The Column, The Column-03-20-2013, Volume 0, Issue 5

Breath may be an indicator of stress levels according to a study published in the Journal of Breath Research.1

Breath may be an indicator of stress levels according to a study published in the Journal of Breath Research.1 The breath samples of 22 individuals were analysed by performing thermal desporption–gas chromatography–mass spectrometry (TD–GC–MS) to pinpoint six stress sensitive compounds.

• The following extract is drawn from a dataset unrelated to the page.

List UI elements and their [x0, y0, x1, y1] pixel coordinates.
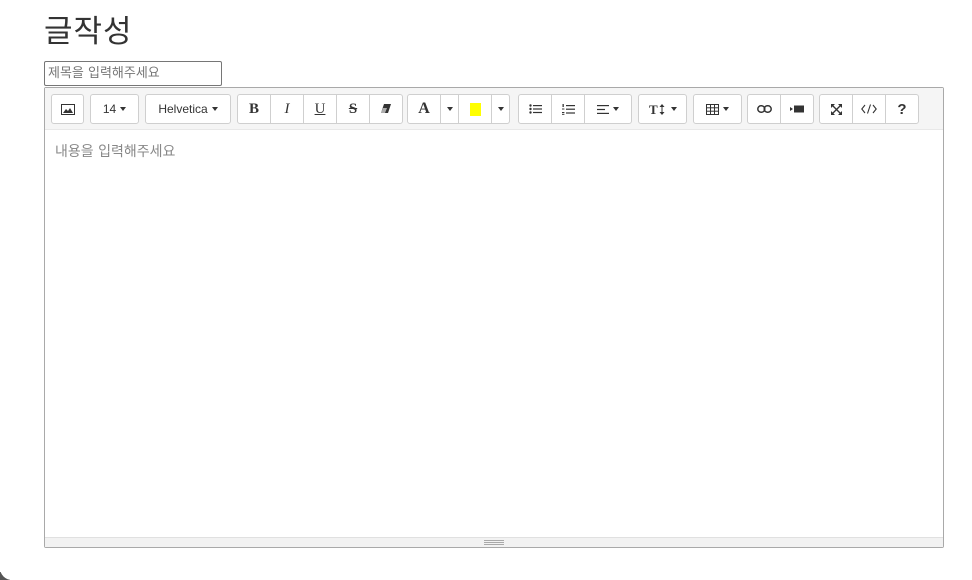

Stress is the by-product of the evolutionary “fight‑or‑flight” response. In a situation percieved to be challenging, or in some cases threatening, the body’s biological processes change in preparation. The most obvious change induced by fear or anticipation is an increase in heart rate and blood pressure.The study hypothesized that this would result in a change in the chemical profile of breath samples. These samples were collected from subjects following psychological interventions — designed to either induce stress or maintain a relaxed state of mind. One intervention used was a mental arithmetic test, while another was listening to classical music.

The four compounds identified to be elevated following induced stress were indole, 2-hydroxy-1-phenylethanone, benzaldehyde and 2-ethylhexan-1-ol. 2-methylpentadecane was tentatively identified and another componenent remained undetermined.

It is plausible that this non-invasive test could be used in clinical settings to determine the stress levels of patients.

Reference

M.A. Turner, S. Bandelow, L. Edwards, P. Patel, H.J. Martin, I.D. Wilson and C.L.P. Thomas, Journal of Breath Research, DOI: 10.1088/1752-7155/7/1/017102 (2013).